Using COALESCE in postgresql with UPDATE

344 Views Asked by At

I have a table of real estate data with lots of NULLS in address column. I want to replace these nulls based on the unique ID. (I'm following Alex the Analyst tutorial). However when I use this in postgresql, I'm getting an error:

ERROR: relation "a" does not exist

UPDATE a SET
propertyaddress = COALESCE(a.propertyaddress, b.propertyaddress)
FROM nashville_housing_data a
JOIN nashville_housing_data b
  ON a.parcelid = b.parcelid
AND a.uniqueid <> b.uniqueid
WHERE propertyaddress is null

Now, when I replaced a with the table name, it updated all address rows to one specific address.

5

There are 5 best solutions below

0
Bohemian On

You can't UPDATE aliases; you must use the table name.

Also, COALESCE is useless here because the condition WHERE propertyaddress is null guarantees the first term is always null, so just assign b.propertyaddress.

Try this:

UPDATE nashville_housing_data SET
propertyaddress = b.propertyaddress
FROM nashville_housing_data
JOIN nashville_housing_data b
  ON nashville_housing_data.parcelid = b.parcelid
AND nashville_housing_data.uniqueid <> b.uniqueid
WHERE nashville_housing_data.propertyaddress is null

If there can be more than one other rows with a matching parcelid, break the tie with MAX():

...
propertyaddress = MAX(b.propertyaddress)
...
0
Nisar Mehmood On

The Issue here is with the table alias 'a'. You cannot directly reference the updated table using an alias in the UPDATE statement. Instead, it would help if you directly referenced the table name. Try using the query with the alias 'a'.

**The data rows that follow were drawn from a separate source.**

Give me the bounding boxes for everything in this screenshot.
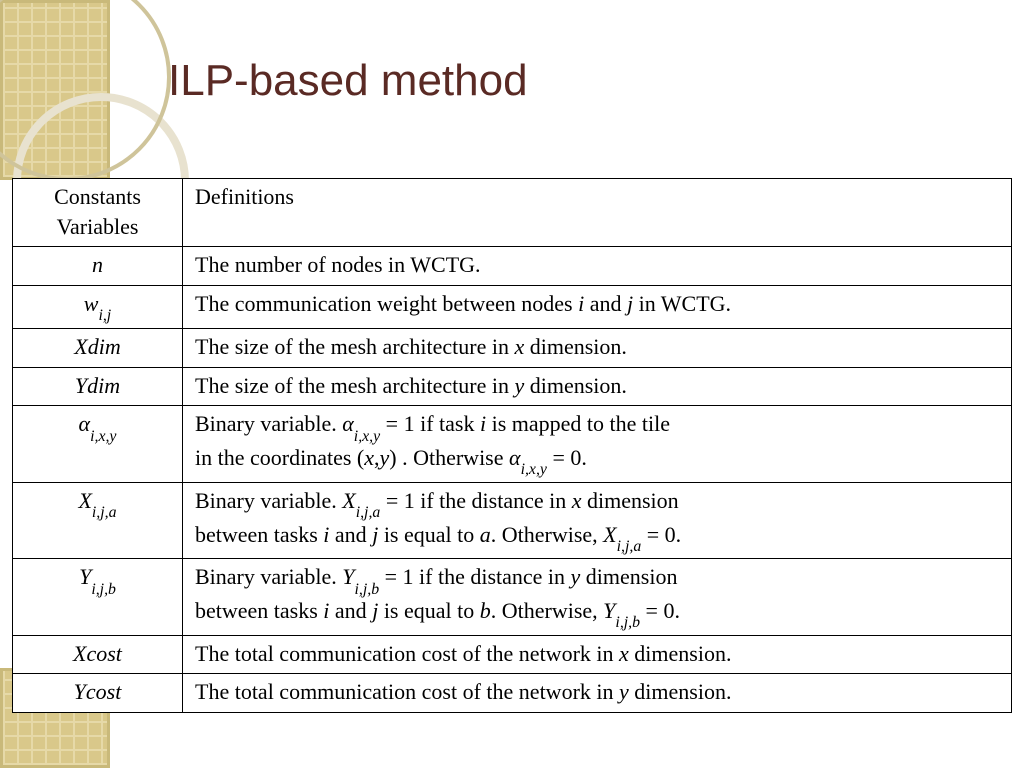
symbol-cell: Ycost bbox=[13, 674, 183, 713]
symbol-cell: Xi,j,a bbox=[13, 482, 183, 559]
header-constants-variables: Constants Variables bbox=[13, 179, 183, 247]
table-body: nThe number of nodes in WCTG.wi,jThe com… bbox=[13, 247, 1012, 713]
table-row: YdimThe size of the mesh architecture in… bbox=[13, 367, 1012, 406]
definition-cell: The number of nodes in WCTG. bbox=[183, 247, 1012, 286]
table-row: Yi,j,bBinary variable. Yi,j,b = 1 if the… bbox=[13, 559, 1012, 636]
table-header-row: Constants Variables Definitions bbox=[13, 179, 1012, 247]
definition-cell: Binary variable. αi,x,y = 1 if task i is… bbox=[183, 406, 1012, 483]
header-line2: Variables bbox=[57, 214, 139, 239]
definition-cell: The total communication cost of the netw… bbox=[183, 674, 1012, 713]
definitions-table-wrap: Constants Variables Definitions nThe num… bbox=[12, 178, 1012, 713]
symbol-cell: Yi,j,b bbox=[13, 559, 183, 636]
table-row: Xi,j,aBinary variable. Xi,j,a = 1 if the… bbox=[13, 482, 1012, 559]
symbol-cell: Ydim bbox=[13, 367, 183, 406]
symbol-cell: wi,j bbox=[13, 286, 183, 329]
definition-cell: The size of the mesh architecture in y d… bbox=[183, 367, 1012, 406]
header-definitions: Definitions bbox=[183, 179, 1012, 247]
definition-cell: The communication weight between nodes i… bbox=[183, 286, 1012, 329]
definition-cell: Binary variable. Yi,j,b = 1 if the dista… bbox=[183, 559, 1012, 636]
slide-title: ILP-based method bbox=[168, 56, 528, 106]
symbol-cell: Xdim bbox=[13, 328, 183, 367]
symbol-cell: αi,x,y bbox=[13, 406, 183, 483]
symbol-cell: n bbox=[13, 247, 183, 286]
symbol-cell: Xcost bbox=[13, 635, 183, 674]
definitions-table: Constants Variables Definitions nThe num… bbox=[12, 178, 1012, 713]
definition-cell: The size of the mesh architecture in x d… bbox=[183, 328, 1012, 367]
table-row: αi,x,yBinary variable. αi,x,y = 1 if tas… bbox=[13, 406, 1012, 483]
definition-cell: Binary variable. Xi,j,a = 1 if the dista… bbox=[183, 482, 1012, 559]
header-line1: Constants bbox=[54, 184, 141, 209]
table-row: YcostThe total communication cost of the… bbox=[13, 674, 1012, 713]
corner-decoration-top bbox=[0, 0, 110, 180]
table-row: XcostThe total communication cost of the… bbox=[13, 635, 1012, 674]
table-row: wi,jThe communication weight between nod… bbox=[13, 286, 1012, 329]
table-row: XdimThe size of the mesh architecture in… bbox=[13, 328, 1012, 367]
definition-cell: The total communication cost of the netw… bbox=[183, 635, 1012, 674]
table-row: nThe number of nodes in WCTG. bbox=[13, 247, 1012, 286]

UPDATE nashville_housing_data
SET propertyaddress = COALESCE(propertyaddress, b.propertyaddress)
FROM nashville_housing_data b
WHERE nashville_housing_data.propertyaddress IS NULL
  AND nashville_housing_data.parcelid = b.parcelid
  AND nashville_housing_data.uniqueid <> b.uniqueid;
0
lemon On

You can indeed use aliases, but you can't do it with the explicit join notation, because you're going to need add reference for your table "a" twice. In this context, it's better to reference the second table directly in the FROM clause, with aliasing, and add your join conditions inside the WHERE clause.

Additionally:

  • you don't need to use COALESCE, because you're matching table1 null values with table2 non null values (you can just take table2 values)
  • in place of a.uniqueid <> b.uniqueid, you can use b.propertyaddress IS NOT NULL, which should be slightly more efficient (when your records have all null values in your "t2.propertyaddress" column, you just skip the update on that "t1.uniqueid" value)
  • not really strictly needed, but as an optional preference, when I'm self-joining the same table I like to use t1 and t2, to remind myself it's always the same "t", but referenced twice
UPDATE nashville_housing_data t1 
SET propertyaddress = t2.propertyaddress
FROM nashville_housing_data t2
WHERE t1.parcelid = t2.parcelid
  AND t1.propertyaddress IS NULL
  AND t2.propertyaddress IS NOT NULL;

A little demo here.

0
Riinu Anslan On

I played around with this and came up with an answer to my own question:

UPDATE nashville_housing_data a
SET propertyaddress = COALESCE(a.propertyaddress, b.propertyaddress)
FROM nashville_housing_data b
WHERE a.parcelid = b.parcelid
AND a.uniqueid <> b.uniqueid
AND a.propertyaddress IS NULL;
0
Raja Rakshak On

It appears that your SQL query has a problem because the table's alias was used in the UPDATE statement. When using the UPDATE clause in PostgreSQL, the alias should refer to the target table that is being modified rather than the table you are joining. You should alter your query as follows to properly update the propertyaddress column based on the unique ID:

    UPDATE nashville_housing_data a
    SET propertyaddress= COALESCE(a.propertyaddress, b.propertyaddress)
    FROM nashville_housing_data b
    WHERE a.parcelid= b.parcelid
    AND a.uniqueid <> b.uniqueid
    AND a.propertyaddress IS NULL;

I think, by modifying the query, you should not get any error.